A Wren trilled in the undergrowth.  On the other side of the pool we could see a number of Cormorant looking quite superb in their Sunday black with white thigh patches prominent.  It was noticeable that many birds were in new spring plumage, the Pintails and Godwits previously mentioned looking very smart.  We walked up on to the top of the Alt bank to see the Pink-footed Geese and Lapwings in the arable fields but they were quite firmly settled there and weren’t going to put on a mass flying spectacular for us.

We dropped back down out of the wind to make our way back to lunch in the cars. Remember the Barn Owl?  It was still out hunting and we had some great views of it. A Kestrel was not happy with its presence!  It was mid-day! Looking for a Little Owl roost (unsuccessfully) Hugh did pick out a Grey Partridge almost invisible in a field of low-lying green vegetables.  A great spot!

After lunch our numbers thinned out as we started retracing our morning route. A pair of Stonechats was an early find and as a contrast in size a Great White Egret dropped into the reed bed ahead of us.  We got onto the easier walking of the bank of the Alt even though the wind was still blowing hard.  The flat countryside prompted one of our number to remark that it was “Big Sky” country. The Barn Owl was still flying around as we reached the Eastern end of the reserve.

Hugh and Joyce diverted to examine a Mesolithic excavation site (the area has several of these important workings) while the more weary of us returned to our cars.  A final neat finishing touch to our day was the sight of five female Goosanders looking very attractive, cruising the last pool of our visit.

A very good day, the sunshine helping enormously.  A great place, largely unknown to us, within easy reach.

Mike Hart

The Spinnies – Saturday 25th January 2020

The first field meeting of this year and a good start in that it wasn’t raining! Cold, yes, but dry with a light chilly wind from the south.  A dozen of us met at the car park facing over the Menai Straits with Beaumaris directly opposite and Puffin Island over to the right of the panorama.  Small groups of ducks were visible, mostly Wigeon, their whistling quite clearly heard over the water.  Good numbers of Shelduck were hugging the shore by Penrhyn Castle and over 60 Great crested Grebe were further out in the strait.  Smaller numbers of Goldeneye were easily identified when accompanied by their drakes.

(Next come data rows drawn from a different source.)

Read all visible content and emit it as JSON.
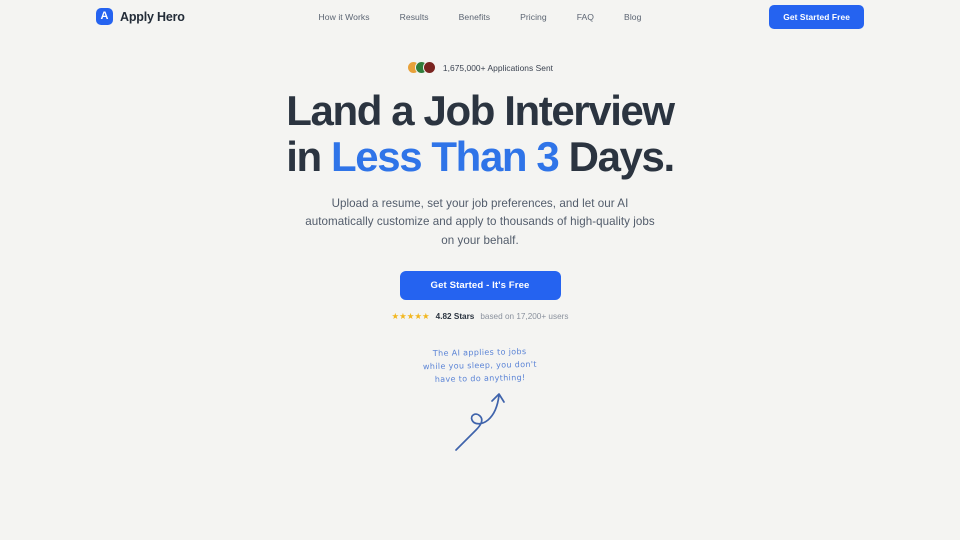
{
  "header": {
    "brand": {
      "mark_letter": "A",
      "name": "Apply Hero"
    },
    "nav": [
      {
        "label": "How it Works"
      },
      {
        "label": "Results"
      },
      {
        "label": "Benefits"
      },
      {
        "label": "Pricing"
      },
      {
        "label": "FAQ"
      },
      {
        "label": "Blog"
      }
    ],
    "cta_label": "Get Started Free"
  },
  "hero": {
    "social_proof": {
      "text": "1,675,000+ Applications Sent",
      "avatar_colors": [
        "#e8a13a",
        "#2f7d3a",
        "#7a2420"
      ]
    },
    "headline": {
      "line1": "Land a Job Interview",
      "line2_prefix": "in ",
      "line2_accent": "Less Than 3",
      "line2_suffix": " Days."
    },
    "subhead": "Upload a resume, set your job preferences, and let our AI automatically customize and apply to thousands of high-quality jobs on your behalf.",
    "cta_label": "Get Started - It's Free",
    "rating": {
      "stars_glyph": "★★★★★",
      "score": "4.82 Stars",
      "meta": "based on 17,200+ users"
    },
    "annotation": {
      "text": "The AI applies to jobs\nwhile you sleep, you don't\nhave to do anything!",
      "arrow_icon": "curly-up-arrow"
    }
  },
  "colors": {
    "page_background": "#f4f4f2",
    "brand_blue": "#2563f0",
    "accent_blue": "#2f74e8",
    "headline_navy": "#2b3440",
    "star_gold": "#f2b720",
    "annotation_blue": "#5b84d6"
  }
}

We made our way to the first and newest hide, the “Viley” where the volunteer wardens were filling the feeders,  Blue, Great and Coal Tits waiting impatiently for them to finish. On to the Kingfisher hide where, apart from the usual feeder species we were treated to a variety of waterfowl including Gadwall, Tufted Duck, Little Grebe and Teal.

The Sea hide gives views back towards the Kingfisher hide and also out across the Ogwen estuary.  As we arrived a skein of Greylag Geese flew in off the water and occupied the field behind the reserve.  The big attractions of this hide are a Kingfisher (which wasn’t showing for us today) and a Water Rail which did eventually condescend to parade in front of us.  A Great Spotted Woodpecker was also rather shy but the usual suspects at the feeders were supplemented by a rather attractive Siskin. Meanwhile on the other side of the hide waders including Redshank, Knot, Black-tailed Godwit and Dunlin were disturbed from their high tide roost where they were virtually invisible at the waters edge and took to the air to swirl spectacularly until they gradually settled back down.  The noise of their many wings as they twisted and turned in the air was like thunderous applause.

The sun was shining as we ate our lunches back at the cars and then it was on to Llanfairfechan.  Our arrival coincided with that of several hundred Oystercatchers on the shore in front of us.  With them was a score of Turnstone, another example of the wonderful camouflage of winter waders.  Jackdaws were picking for morsels on the front.  We checked the river for Dippers but without success so it was on to RSPB Conway.  Here, apart from taking advantage of the ‘facilities’ we were hoping to see the Firecrest that has been frequenting the site.  It was not to be but we did get to see a Goldcrest which demonstrated to us just how hard these little “kinglets” are to find and follow.

A good day, lovely country and sea, plenty to look at.  Good company, thank you.